Overview — Personal selling in the form of detailing to physicians is the main go-to-market practice in the pharmaceutical industry. This paper provides a practical framework to analyze the effectiveness of detailing efforts. The method and empirical insights can help firms allocate sales-force resources more efficiently and devise optimal routes and call-pattern designs.

Author Abstract

We estimate a sales response model to evaluate the short- and long-term value of pharmaceutical sales representatives' detailing visits to physicians of different types. By understanding the dynamic effect of sales calls across heterogeneous doctors, we provide guidance on the design of optimal call patterns for route sales.

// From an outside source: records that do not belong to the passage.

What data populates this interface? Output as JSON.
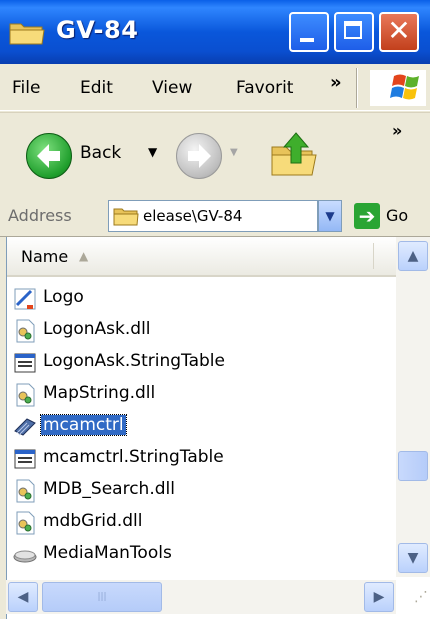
{
  "window": {
    "title": "GV-84",
    "close_symbol": "✕"
  },
  "menubar": {
    "items": [
      "File",
      "Edit",
      "View",
      "Favorit"
    ],
    "chevron": "»"
  },
  "toolbar": {
    "back_label": "Back",
    "chevron": "»"
  },
  "address": {
    "label": "Address",
    "value": "elease\\GV-84",
    "go_label": "Go"
  },
  "list": {
    "column_header": "Name",
    "items": [
      {
        "name": "Logo",
        "icon": "shortcut-icon",
        "selected": false
      },
      {
        "name": "LogonAsk.dll",
        "icon": "dll-file-icon",
        "selected": false
      },
      {
        "name": "LogonAsk.StringTable",
        "icon": "stringtable-file-icon",
        "selected": false
      },
      {
        "name": "MapString.dll",
        "icon": "dll-file-icon",
        "selected": false
      },
      {
        "name": "mcamctrl",
        "icon": "activex-control-icon",
        "selected": true
      },
      {
        "name": "mcamctrl.StringTable",
        "icon": "stringtable-file-icon",
        "selected": false
      },
      {
        "name": "MDB_Search.dll",
        "icon": "dll-file-icon",
        "selected": false
      },
      {
        "name": "mdbGrid.dll",
        "icon": "dll-file-icon",
        "selected": false
      },
      {
        "name": "MediaManTools",
        "icon": "application-icon",
        "selected": false
      }
    ]
  },
  "colors": {
    "titlebar": "#0A57DB",
    "selection": "#316AC5",
    "close_button": "#C2401C"
  }
}
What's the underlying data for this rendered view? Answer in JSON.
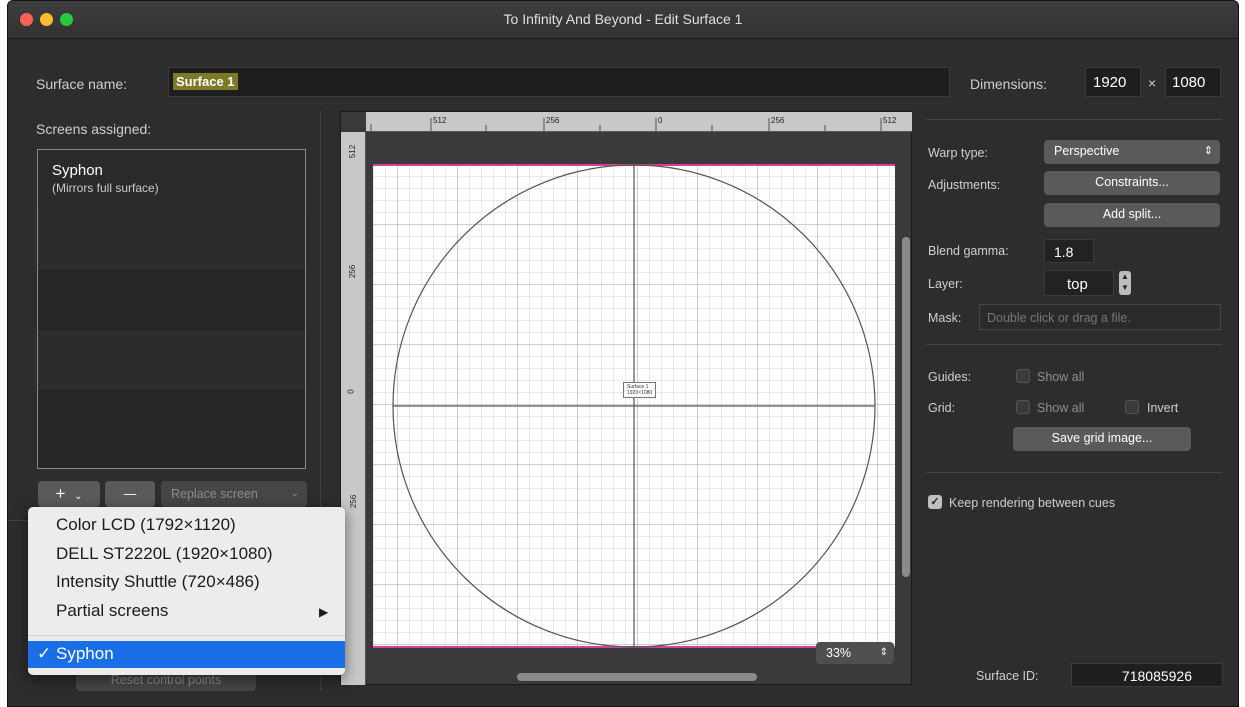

Our analyses reveal that the long-term persistence effect of detailing is more pronounced for specialist physicians; the contemporaneous marginal effect is higher for generalists. Free samples have little effect on any type of physician. We also introduce a key methodological innovation to the marketing and economics literature. We show that moment conditions—typically used in traditional dynamic panel data methods—are vulnerable to serial correlation in the error structure. However, traditional tests to detect serial correlation have weak power and can be misleading, resulting in misuse of moment conditions and incorrect inference. We present an appropriate set of moment conditions to properly address serially correlated errors in analyzing dynamic panel data.